Joias líquidas e o novo código do luxo
Por trás desses números está uma mudança de comportamento no alto luxo. Entre consumidores de altíssima renda, cresce a devoção a garrafas produzidas em microescala, adquiridas menos como investimento financeiro tradicional e mais como indulgência máxima.
Essas joias líquidas ocupam o mesmo território simbólico de peças de alta relojoaria, obras de arte e carros de coleção: são objetos de prazer, status e narrativa. Não se trata apenas de “ter” uma garrafa rara, mas de possuir uma história — e decidir quando, como e com quem ela será aberta.
“O céu é o limite quando falamos de joias líquidas”, observa Paulo Cesar Oliveira, sócio da Wine Trader. “Em um ambiente em que o capital financeiro já não diferencia, cresce a busca por capital cultural e social. É sobre a história por trás da garrafa, o acesso privilegiado, a certeza de possuir algo que poucos terão. Nesse universo, o vinho deixa de ser apenas bebida e passa a ser linguagem social”, diz.
Porto 80 Anos: tempo engarrafado
Guardado por décadas nas caves do Douro, em Portugal, o Menin Porto 80 Anos é elaborado a partir de vinhos selecionados ao longo de oito décadas e envelhecidos em casco.

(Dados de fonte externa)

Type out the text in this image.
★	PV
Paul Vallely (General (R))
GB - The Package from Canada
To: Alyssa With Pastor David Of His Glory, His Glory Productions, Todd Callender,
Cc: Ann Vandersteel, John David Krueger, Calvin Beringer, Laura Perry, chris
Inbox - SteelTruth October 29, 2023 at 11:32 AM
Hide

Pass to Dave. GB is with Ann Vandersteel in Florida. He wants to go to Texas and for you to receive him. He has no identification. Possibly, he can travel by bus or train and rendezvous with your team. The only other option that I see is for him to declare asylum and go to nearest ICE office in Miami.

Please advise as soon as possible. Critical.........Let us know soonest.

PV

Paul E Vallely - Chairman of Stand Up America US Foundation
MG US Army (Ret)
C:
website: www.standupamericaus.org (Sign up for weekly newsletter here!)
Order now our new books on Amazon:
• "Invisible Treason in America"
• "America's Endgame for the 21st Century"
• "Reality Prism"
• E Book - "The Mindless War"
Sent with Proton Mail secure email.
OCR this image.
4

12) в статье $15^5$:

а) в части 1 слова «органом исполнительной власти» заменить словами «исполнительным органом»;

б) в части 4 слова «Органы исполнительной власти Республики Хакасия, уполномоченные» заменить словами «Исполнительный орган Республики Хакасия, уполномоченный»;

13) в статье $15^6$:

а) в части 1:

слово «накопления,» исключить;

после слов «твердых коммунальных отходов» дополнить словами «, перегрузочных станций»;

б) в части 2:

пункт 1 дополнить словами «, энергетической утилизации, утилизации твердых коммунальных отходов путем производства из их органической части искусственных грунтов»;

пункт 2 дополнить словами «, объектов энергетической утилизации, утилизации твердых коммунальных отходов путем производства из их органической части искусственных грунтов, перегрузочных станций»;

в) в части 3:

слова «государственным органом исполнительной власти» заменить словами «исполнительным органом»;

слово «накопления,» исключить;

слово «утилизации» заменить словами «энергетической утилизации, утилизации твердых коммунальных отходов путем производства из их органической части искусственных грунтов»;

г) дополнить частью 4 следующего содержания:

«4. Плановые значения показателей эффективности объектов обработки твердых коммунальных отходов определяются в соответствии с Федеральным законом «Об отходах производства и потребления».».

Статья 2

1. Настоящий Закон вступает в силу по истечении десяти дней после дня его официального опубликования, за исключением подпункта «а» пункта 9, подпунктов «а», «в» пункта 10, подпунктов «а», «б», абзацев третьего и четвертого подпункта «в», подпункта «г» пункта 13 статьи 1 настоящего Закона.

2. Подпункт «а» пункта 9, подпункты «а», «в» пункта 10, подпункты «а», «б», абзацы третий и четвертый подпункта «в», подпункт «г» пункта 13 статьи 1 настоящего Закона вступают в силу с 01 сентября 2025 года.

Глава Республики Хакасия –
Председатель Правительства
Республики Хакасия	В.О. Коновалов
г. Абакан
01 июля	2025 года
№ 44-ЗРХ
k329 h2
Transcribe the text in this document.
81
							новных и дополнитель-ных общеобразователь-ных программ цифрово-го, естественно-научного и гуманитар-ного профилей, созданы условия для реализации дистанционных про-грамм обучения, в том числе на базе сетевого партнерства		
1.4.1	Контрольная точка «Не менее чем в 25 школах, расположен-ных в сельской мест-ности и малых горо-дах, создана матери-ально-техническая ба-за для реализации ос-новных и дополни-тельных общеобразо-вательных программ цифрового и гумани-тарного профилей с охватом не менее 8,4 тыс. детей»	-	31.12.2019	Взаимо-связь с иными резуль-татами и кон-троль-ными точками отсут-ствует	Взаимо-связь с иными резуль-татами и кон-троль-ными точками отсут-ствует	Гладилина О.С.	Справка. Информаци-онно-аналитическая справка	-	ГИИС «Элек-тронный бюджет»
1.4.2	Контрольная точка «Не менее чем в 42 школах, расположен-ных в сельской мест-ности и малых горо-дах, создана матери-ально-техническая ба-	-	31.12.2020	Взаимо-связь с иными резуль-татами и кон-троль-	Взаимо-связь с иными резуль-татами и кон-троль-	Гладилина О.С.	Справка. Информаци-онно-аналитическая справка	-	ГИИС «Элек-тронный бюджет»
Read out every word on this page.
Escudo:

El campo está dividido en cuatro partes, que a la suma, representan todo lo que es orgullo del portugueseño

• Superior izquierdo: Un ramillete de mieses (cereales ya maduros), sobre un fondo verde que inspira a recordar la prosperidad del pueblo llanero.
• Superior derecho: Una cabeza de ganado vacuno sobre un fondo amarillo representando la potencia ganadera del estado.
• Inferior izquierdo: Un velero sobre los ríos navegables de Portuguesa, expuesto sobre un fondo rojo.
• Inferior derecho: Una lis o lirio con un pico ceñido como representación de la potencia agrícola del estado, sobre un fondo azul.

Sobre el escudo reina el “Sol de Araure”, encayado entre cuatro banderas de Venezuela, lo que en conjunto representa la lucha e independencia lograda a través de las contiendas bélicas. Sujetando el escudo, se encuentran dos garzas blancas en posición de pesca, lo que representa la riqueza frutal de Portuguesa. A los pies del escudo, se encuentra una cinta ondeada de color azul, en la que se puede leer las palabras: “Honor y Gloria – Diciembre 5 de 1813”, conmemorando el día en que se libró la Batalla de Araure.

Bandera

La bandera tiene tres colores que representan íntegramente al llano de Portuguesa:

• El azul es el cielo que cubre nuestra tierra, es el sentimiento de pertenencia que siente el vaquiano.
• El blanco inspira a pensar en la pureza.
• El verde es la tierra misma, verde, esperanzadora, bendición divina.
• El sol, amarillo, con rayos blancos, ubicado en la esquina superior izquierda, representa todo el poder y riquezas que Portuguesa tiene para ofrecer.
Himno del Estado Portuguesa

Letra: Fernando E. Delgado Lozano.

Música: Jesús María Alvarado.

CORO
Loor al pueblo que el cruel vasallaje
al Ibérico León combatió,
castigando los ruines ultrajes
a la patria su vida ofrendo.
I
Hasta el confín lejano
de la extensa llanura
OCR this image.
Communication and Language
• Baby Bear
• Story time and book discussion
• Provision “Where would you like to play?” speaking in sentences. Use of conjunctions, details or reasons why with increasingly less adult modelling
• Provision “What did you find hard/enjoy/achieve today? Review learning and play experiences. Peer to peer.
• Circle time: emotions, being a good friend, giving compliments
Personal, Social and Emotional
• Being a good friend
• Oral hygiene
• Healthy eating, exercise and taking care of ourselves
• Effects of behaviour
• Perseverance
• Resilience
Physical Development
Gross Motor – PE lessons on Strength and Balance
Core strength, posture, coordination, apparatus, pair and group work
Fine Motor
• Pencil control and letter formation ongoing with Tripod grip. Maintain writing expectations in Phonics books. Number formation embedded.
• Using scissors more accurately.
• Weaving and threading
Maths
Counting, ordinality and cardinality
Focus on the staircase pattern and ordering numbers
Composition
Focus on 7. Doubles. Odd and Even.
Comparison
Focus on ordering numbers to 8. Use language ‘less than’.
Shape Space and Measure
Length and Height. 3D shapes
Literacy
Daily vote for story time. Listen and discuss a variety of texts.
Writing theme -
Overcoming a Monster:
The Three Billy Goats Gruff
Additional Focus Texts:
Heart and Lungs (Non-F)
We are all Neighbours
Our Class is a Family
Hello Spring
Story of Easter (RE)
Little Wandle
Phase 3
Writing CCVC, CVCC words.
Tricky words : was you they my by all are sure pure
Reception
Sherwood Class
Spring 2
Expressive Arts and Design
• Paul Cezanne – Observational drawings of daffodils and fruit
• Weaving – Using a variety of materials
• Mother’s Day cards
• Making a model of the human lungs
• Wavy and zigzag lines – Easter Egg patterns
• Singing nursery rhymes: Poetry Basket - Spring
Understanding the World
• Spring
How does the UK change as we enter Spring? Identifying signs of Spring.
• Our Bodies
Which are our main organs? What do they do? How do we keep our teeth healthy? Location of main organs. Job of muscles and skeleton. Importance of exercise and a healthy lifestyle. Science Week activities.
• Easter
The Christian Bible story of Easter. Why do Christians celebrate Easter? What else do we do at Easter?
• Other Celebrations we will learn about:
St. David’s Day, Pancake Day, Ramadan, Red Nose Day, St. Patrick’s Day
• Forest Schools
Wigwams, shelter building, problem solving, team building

A vinícola o apresenta como um testemunho vivo do tempo, mais próximo de um patrimônio líquido do que de uma bebida do dia a dia.
São oferecidas duas versões de 500 ml, ambas com design que reforça a exclusividade. O Tawny 80 Anos tem tonalidade âmbar profunda, com aromas de caramelo salgado, especiarias, noz-moscada e laranja confitada. Em boca, textura sedosa, acidez equilibrada e final prolongado.
Já o branco 80 Anos é ainda mais raro, com base sobretudo em vinhos do Baixo Corgo, primeira sub-região produtora da área demarcada do Douro. Mostra notas de casca de cítricos, chá branco envelhecido, flores secas e um leve toque salino, em um perfil descrito como sofisticado e instigante.
Do ponto de vista de serviço, a recomendação é tratá-lo quase como um ritual. O ideal é servir sem acompanhamento a uma temperatura de 12°C.
As entregas estão previstas para meados de março, após a pré-venda, reforçando a lógica de acesso controlado e curadoria. Guardado por décadas e agora revelado em quantidades limitadas, o Porto 80 Anos da Menin Douro Estates funciona como um símbolo do novo luxo contemporâneo: tempo, memória, escassez e a disposição de transformar tudo isso em taça.